Token classifier training: cross-entropy loss with perturbation-augmented unwatermarked images. Cluster classifier: cross-entropy loss for predicting cluster indices. Training runs for 30 epochs with linearly increasing perturbation strength.

Key Experimental Results

Main Results

Model/Method Clean AUC/TPR JPEG20 Gaussian Blur Salt-and-Pepper Regeneration
No clustering (baseline) 1.0/0.999 0.692 0.068 0.069 0.710
Clustering k=64 1.0/1.0 0.956 0.663 0.402 0.972
+Cluster classifier 1.0/1.0 0.893 0.925 0.999 0.935

Ablation Study

Configuration JPEG Gaussian Noise Notes
k=8 Highest robustness Highest robustness Notable FID degradation and high variance
k=64 High robustness Good Best quality-robustness trade-off
k=128 Moderate Moderate Approaches no-clustering baseline
δ=5 vs δ=2 Significantly better Significantly better Stronger bias = stronger watermark
γ=0.25 vs 0.5 Significantly better Better Smaller green set = stronger signal

Key Findings

  • Clustering substantially improves robustness even without fine-tuning, particularly against JPEG compression and regeneration attacks.
  • The cluster classifier most effectively addresses salt-and-pepper noise (TPR: 40.2% → 99.9%).
  • Verification is extremely fast (~12ms/image), orders of magnitude faster than diffusion model watermarking.

Highlights & Insights

  • Training-free baseline is already effective: Robustness is substantially improved through k-means clustering alone, achieving remarkable simplicity.
  • Cluster-level hashing: Elevating the hash granularity from the token level to the cluster level is the key innovation, providing inherent fault tolerance against token-level perturbations.
  • Practical verification efficiency: Verification time is comparable to lightweight post-processing watermarking schemes (~12ms), far faster than diffusion model watermarking.

Limitations & Future Work

  • The method remains vulnerable to geometric transformations such as rotation and cropping, requiring image synchronization layers for mitigation.
  • Clustering reduces the effective codebook size, and excessively small values of \(k\) lead to image quality degradation.
  • Validation is currently limited to AR models that decode in left-to-right sequential order.
  • vs.
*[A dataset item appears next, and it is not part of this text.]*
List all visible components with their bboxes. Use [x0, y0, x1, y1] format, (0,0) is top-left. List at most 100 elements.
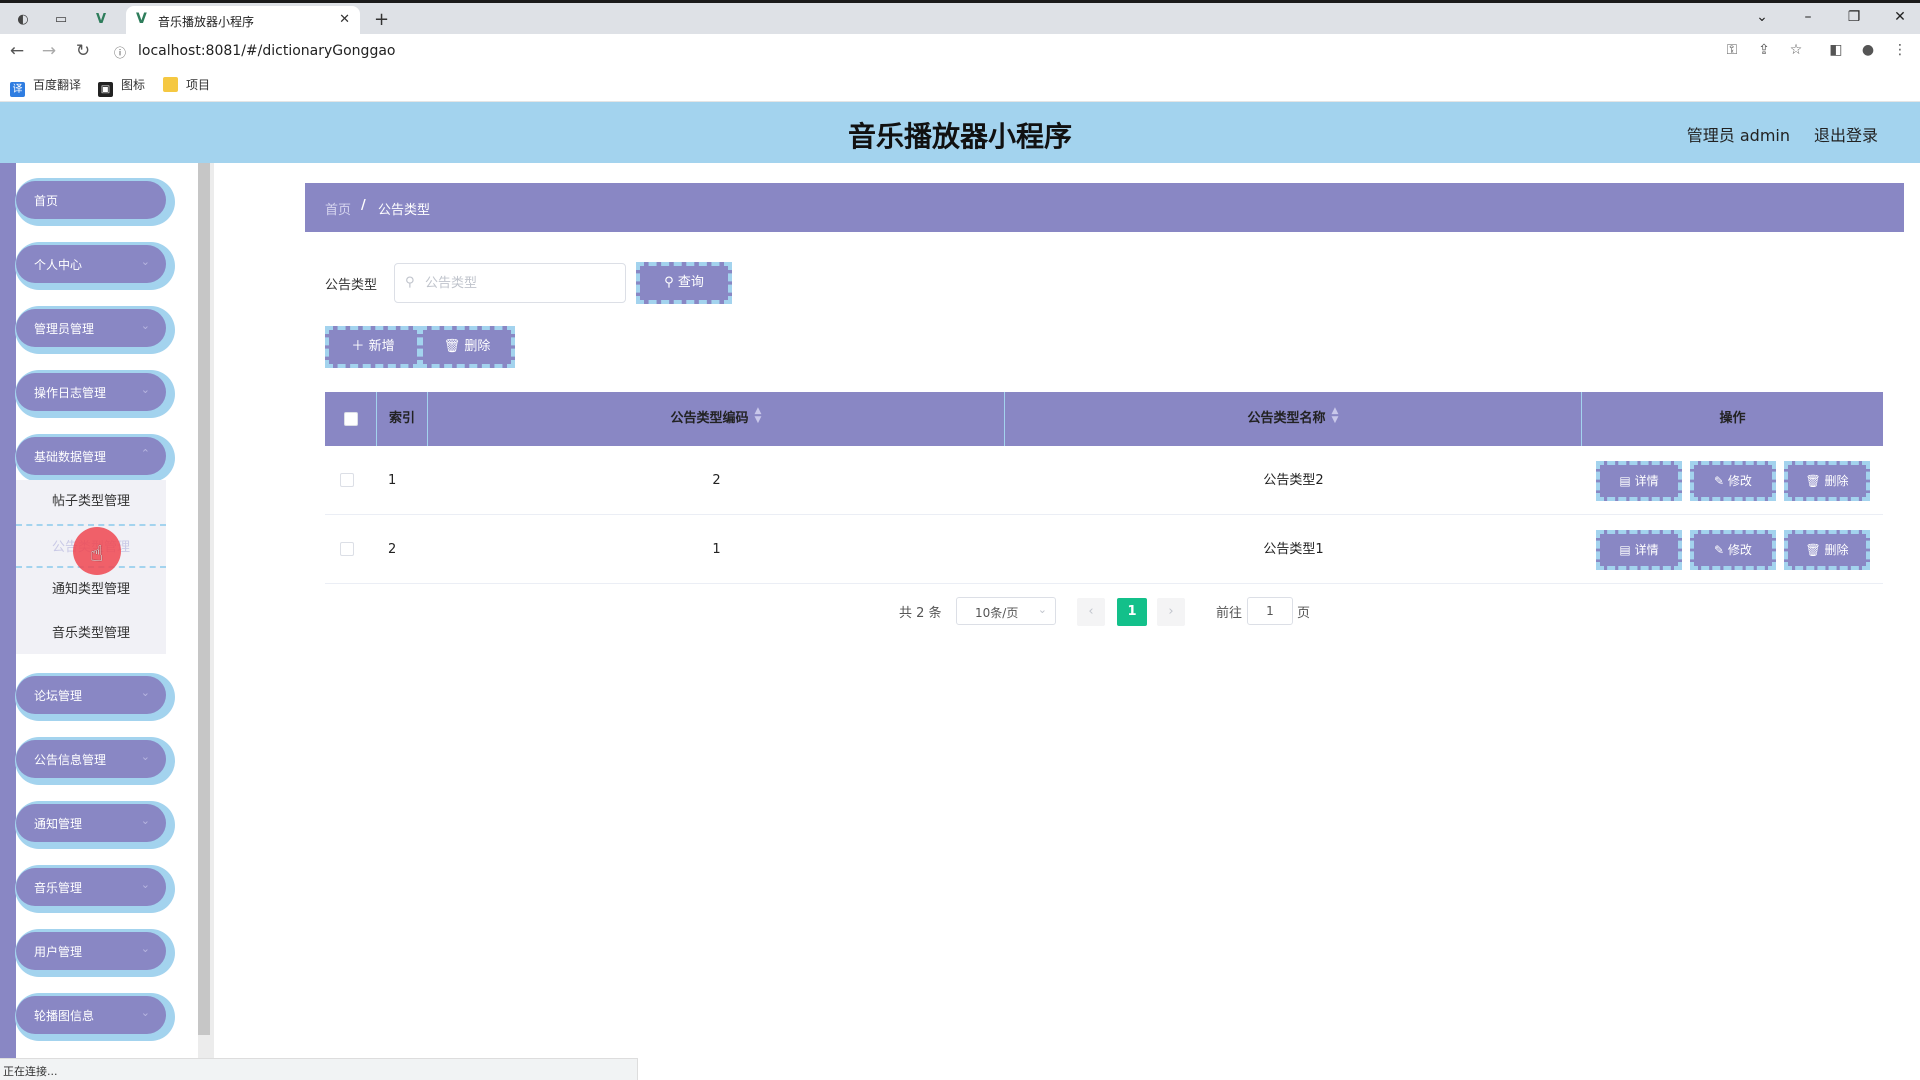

IndexMark: IndexMark pairs similar tokens but assigns them to different color sets; ClusterMark places similar tokens into the same color set.
  • vs. WMAR: WMAR simultaneously fine-tunes the VAE decoder, adding complexity; ClusterMark does not modify the decoder, yielding a simpler design.

Rating

  • Novelty: ⭐⭐⭐⭐ Cluster-level watermarking is a concise and effective innovation.
  • Experimental Thoroughness: ⭐⭐⭐⭐⭐ Three models, multiple perturbation types, comprehensive ablation, and runtime comparisons.
  • Writing Quality: ⭐⭐⭐⭐ Clear structure with complete algorithmic pseudocode.
  • Value: ⭐⭐⭐⭐ A practical solution for watermarking AR image models.